Seul l'investissement n'a pas vraiment redémarré (+5%). Et quand les industriels régionaux investissent, c'est plus pour moderniser leur outil et gagner en compétitivité que pour accroître leurs capacités de production. Le climat anxiogène et le ralentissement observé en fin d'année sur les carnets de commandes n'aident pas les entrepreneurs à prendre des risques financiers démesurés. Ce manque de visibilité influence aussi fortement leurs perspectives 2012. Pas d'optimisme démesuré, mais pas non plus de catastrophisme: les industriels régionaux tablent sur 3,3% de croissance de chiffre d'affaires cette année. Avec une baisse des investissements et une stabilité de l'emploi. Mais aussi avec une petite augmentation des exportations (+7%) et, dans l'ensemble, une meilleure rentabilité.




«L'activité est là»

«Le gros problème, c'est le manque de visibilité. Mais, de mois en mois, pour l'instant, ça tient. L'activité est là», assure Catherine Boucher, directrice régionale de la Banque de France. «Dans ce climat d'incertitudes, la région n'est pas la plus en difficulté, avec le taux de chômage le plus faible de France (NDLR: 7,9% fin 2011).
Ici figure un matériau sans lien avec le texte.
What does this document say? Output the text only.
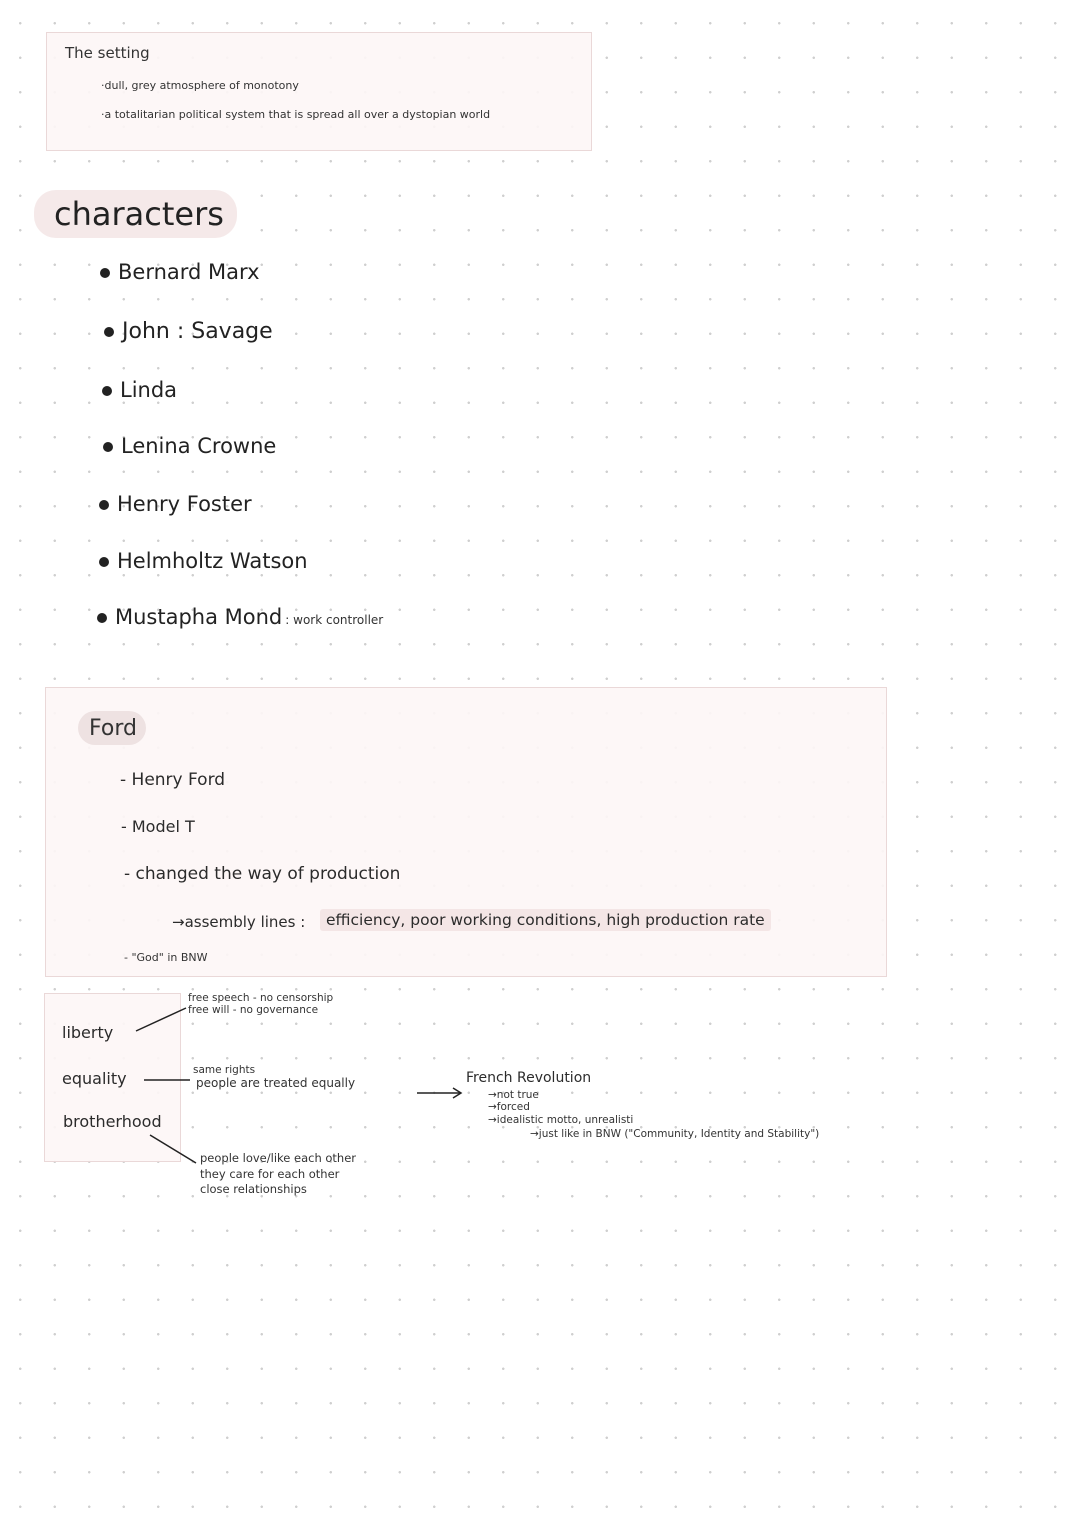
The setting
·dull, grey atmosphere of monotony
·a totalitarian political system that is spread all over a dystopian world
characters
Bernard Marx
John : Savage
Linda
Lenina Crowne
Henry Foster
Helmholtz Watson
Mustapha Mond : work controller
Ford
- Henry Ford
- Model T
- changed the way of production
→assembly lines :	efficiency, poor working conditions, high production rate
- "God" in BNW
liberty
equality
brotherhood
free speech - no censorship
free will - no governance
same rights
people are treated equally
people love/like each other
they care for each other
close relationships
French Revolution
→not true
→forced
→idealistic motto, unrealisti
→just like in BNW ("Community, Identity and Stability")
Mais on peut aussi bien assister à une reprise rapide qu'à un effondrement», poursuit la dirigeante. Bref, l'industrie régionale nage en plein brouillard, mais ne plonge pas. La situation diffère évidemment en fonction des secteurs.




Craintes dans le BTP

Certains offrent d'excellentes perspectives, comme l'aéronautique, qui affiche en ce moment une forme olympique, avec un millier de postes à pourvoir cette année dans la région. Chez les grands équipementiers tels que Sercel ou Manitou, qui tablent cette année sur des croissances à deux chiffres, ou chez les fabricants de machines, l'optimisme est aussi de mise. De son côté, l'agroalimentaire anticipe davantage une stabilité de ses effectifs et du chiffre d'affaires. Les entreprises du bâtiment et surtout des travaux publics sont les plus inquiètes. Elles craignent respectivement une régression de 1% et de 4% de leurs chiffres d'affaires 2012. Ravagé par la guerre des prix, le secteur connaît une recrudescence des défaillances et anticipe une baisse de 0,6% de ses effectifs.